В отличие от того моего приятеля, имя которого я предпочел не называть, оба Бориса прекрасно понимали, что той партии, в которую они вступали на фронте, давно не существует. А чтобы остаться в той, что существует, вопреки известному стихотворению Слуцкого («Так я был принят в партию, где лгать нельзя, и трусом быть нельзя…»), им понадобится и трусить, и лгать, и в конце концов совершить подлость. Так что выбора у них не было, и вопрос об их пребывании в партии был предрешен.
Но для Биргера процедура исключения из партийных рядов была — выходом из боя. И цель его состояла в том, чтобы выйти из этого боя с минимальными потерями, сохранив при этом свое человеческое достоинство. Что же касается партийного билета, с которым ему предстояло расстаться, то на него ему было в высшей степени наплевать.
Для Балтера же предстоящий ему «процесс исключения» был продолжением боя. И он рвался в этот бой, заранее предвкушая, как и что он ИМ там скажет.
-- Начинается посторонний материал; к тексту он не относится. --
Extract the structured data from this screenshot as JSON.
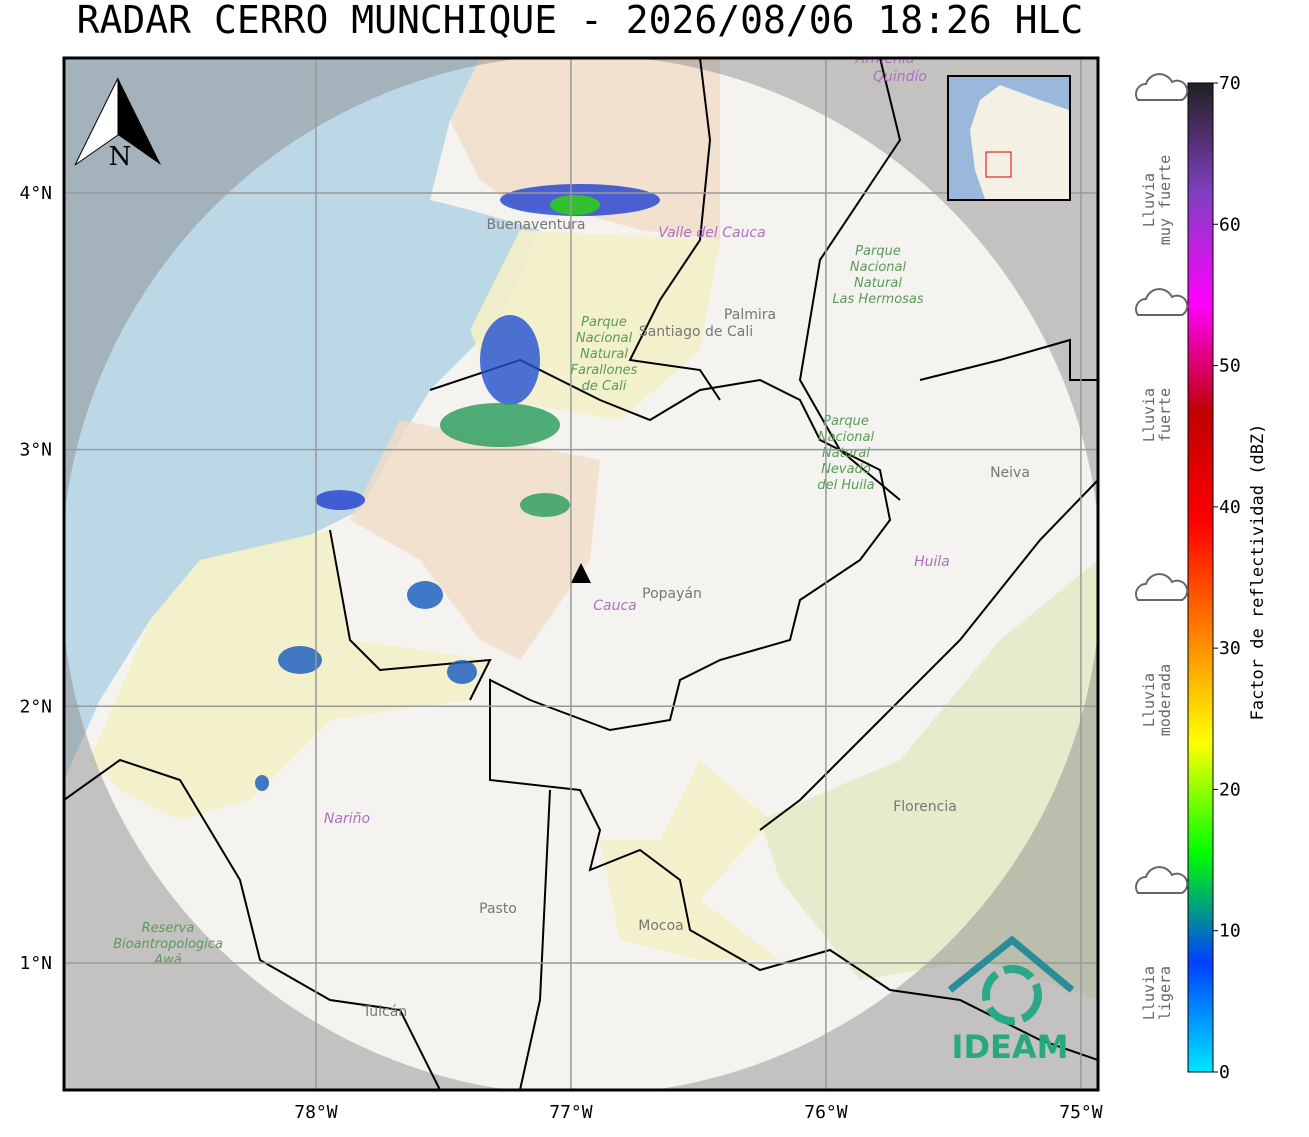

Иногда в наших разговорах на эту тему (я его отговаривал, умолял не тратить на всю эту ерунду драгоценные нервные клетки, которые, как известно, не восстанавливаются) в его речах даже мелькало гордое сознание, что именно он — настоящий коммунист, «а не эти бляди с партийными билетами».
Да, было у него тогда и такое самоощущение. Хотя, сознавая себя «настоящим коммунистом», он мог с веселой ухмылкой рассказать, например, такой анекдот.
В первые годы советской власти идут по Красной площади два еврея. Один — только что приехал в Москву из какой-то глухой провинции, а другой в Москве уже обосновался и вот показывает провинциалу разные столичные достопримечательности.
— Вот это Кремль, — говорит он. — Тут живет наше правительство.
— А зачем стена? — спрашивает провинциал.
— Я знаю, — отвечает столичный еврей. — Чтобы жулики не полезли…
— Оттуда? — кивая на Кремль, уточняет провинциал.
Напоминаю: время действия анекдота — начало 20-х годов, когда в Кремле, по логике Бориса, жили еще настоящие коммунисты, а не эти нынешние «бляди с партийными билетами».
Как-то там в его башке все это уживалось: и такие вот анекдоты, и самоощущение «настоящего коммуниста».